Carne de burro: qué dice la normativa sanitaria vigente
La Secretaría de Producción recordó que solo puede venderse carne proveniente de especies autorizadas y de establecimientos sometidos a controles oficiales.


La discusión, que comenzó a instalarse como una alternativa de menor costo frente al precio de otros alimentos, abrió interrogantes sobre los riesgos sanitarios que puede implicar este tipo de consumo. En ese contexto, el secretario de Estado de Producción, Eduardo Castro, explicó: “En nuestro país, en la práctica, está prohibida la comercialización de carne de burro para consumo humano dado que, aunque no existe una sola ley que diga literalmente: se prohíbe vender carne de burro. La restricción surge del marco sanitario y de habilitación de especies para faena y comercialización”, señaló.
Desde el organismo precisaron que la normativa sanitaria define cuáles son las especies autorizadas para faena y qué requisitos deben cumplir para que esa carne pueda ingresar al comercio formal. Fuera de ese esquema, la actividad queda al margen de las condiciones exigidas para garantizar inocuidad y control.
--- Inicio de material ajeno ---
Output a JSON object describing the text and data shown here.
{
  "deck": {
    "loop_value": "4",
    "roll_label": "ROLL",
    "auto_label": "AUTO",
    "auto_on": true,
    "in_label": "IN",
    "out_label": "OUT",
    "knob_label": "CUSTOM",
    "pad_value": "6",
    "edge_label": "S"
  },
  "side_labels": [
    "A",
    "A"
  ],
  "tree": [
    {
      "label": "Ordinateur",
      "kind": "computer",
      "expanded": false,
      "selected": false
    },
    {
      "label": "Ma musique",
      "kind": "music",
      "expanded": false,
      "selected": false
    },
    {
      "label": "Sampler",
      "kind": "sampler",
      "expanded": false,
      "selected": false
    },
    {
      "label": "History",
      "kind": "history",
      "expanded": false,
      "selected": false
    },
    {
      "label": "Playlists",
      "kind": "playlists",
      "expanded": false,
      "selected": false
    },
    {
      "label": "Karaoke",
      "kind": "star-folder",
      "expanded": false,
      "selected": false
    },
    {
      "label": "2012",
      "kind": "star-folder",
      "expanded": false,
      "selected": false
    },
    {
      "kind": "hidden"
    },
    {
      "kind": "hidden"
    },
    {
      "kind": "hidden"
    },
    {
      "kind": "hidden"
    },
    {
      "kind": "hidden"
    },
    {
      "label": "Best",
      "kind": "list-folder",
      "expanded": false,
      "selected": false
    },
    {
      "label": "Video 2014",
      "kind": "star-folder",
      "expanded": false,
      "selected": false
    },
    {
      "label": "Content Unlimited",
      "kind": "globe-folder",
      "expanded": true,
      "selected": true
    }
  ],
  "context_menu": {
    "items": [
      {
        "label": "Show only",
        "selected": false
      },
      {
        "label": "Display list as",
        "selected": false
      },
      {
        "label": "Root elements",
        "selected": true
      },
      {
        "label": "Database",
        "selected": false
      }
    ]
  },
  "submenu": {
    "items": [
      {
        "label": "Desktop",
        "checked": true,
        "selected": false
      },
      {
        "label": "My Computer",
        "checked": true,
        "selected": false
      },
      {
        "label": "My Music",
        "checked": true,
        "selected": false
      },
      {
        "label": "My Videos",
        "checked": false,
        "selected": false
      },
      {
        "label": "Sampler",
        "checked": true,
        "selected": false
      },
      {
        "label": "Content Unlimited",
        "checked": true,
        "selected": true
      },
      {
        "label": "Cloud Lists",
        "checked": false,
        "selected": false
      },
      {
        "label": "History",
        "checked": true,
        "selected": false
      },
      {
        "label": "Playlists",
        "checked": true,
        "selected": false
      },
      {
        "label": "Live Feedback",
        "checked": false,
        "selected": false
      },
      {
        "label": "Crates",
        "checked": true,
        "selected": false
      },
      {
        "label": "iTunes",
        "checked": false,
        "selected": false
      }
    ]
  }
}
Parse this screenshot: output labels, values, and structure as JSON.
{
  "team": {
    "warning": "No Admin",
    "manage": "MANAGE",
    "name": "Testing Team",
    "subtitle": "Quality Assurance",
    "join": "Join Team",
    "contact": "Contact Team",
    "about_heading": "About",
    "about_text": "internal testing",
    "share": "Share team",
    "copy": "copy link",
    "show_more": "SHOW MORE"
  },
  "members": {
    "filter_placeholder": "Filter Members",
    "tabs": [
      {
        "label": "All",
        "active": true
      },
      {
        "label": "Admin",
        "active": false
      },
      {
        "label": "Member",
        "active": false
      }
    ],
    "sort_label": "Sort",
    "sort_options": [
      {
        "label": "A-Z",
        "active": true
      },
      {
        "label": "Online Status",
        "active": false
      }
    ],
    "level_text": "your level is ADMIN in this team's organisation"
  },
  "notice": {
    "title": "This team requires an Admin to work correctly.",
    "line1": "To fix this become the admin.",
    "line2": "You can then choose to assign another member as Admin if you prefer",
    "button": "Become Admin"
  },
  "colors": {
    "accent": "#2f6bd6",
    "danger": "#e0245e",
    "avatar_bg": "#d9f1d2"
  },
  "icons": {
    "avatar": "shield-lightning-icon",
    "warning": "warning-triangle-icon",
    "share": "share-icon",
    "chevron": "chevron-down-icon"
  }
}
La regulación está bajo la órbita del Servicio Nacional de Sanidad y Calidad Agroalimentaria (SENASA) y del Código Alimentario Argentino, que establecen que solo pueden comercializarse carnes provenientes de especies habilitadas y de establecimientos sometidos a controles sanitarios oficiales. Por eso, cualquier práctica que se desarrolle por fuera de esos parámetros constituye una infracción sanitaria.
Desde la Secretaría de Producción remarcaron además la necesidad de respetar la normativa vigente en materia de sanidad animal y seguridad alimentaria, con el fin de resguardar la salud de los consumidores y sostener prácticas comerciales seguras.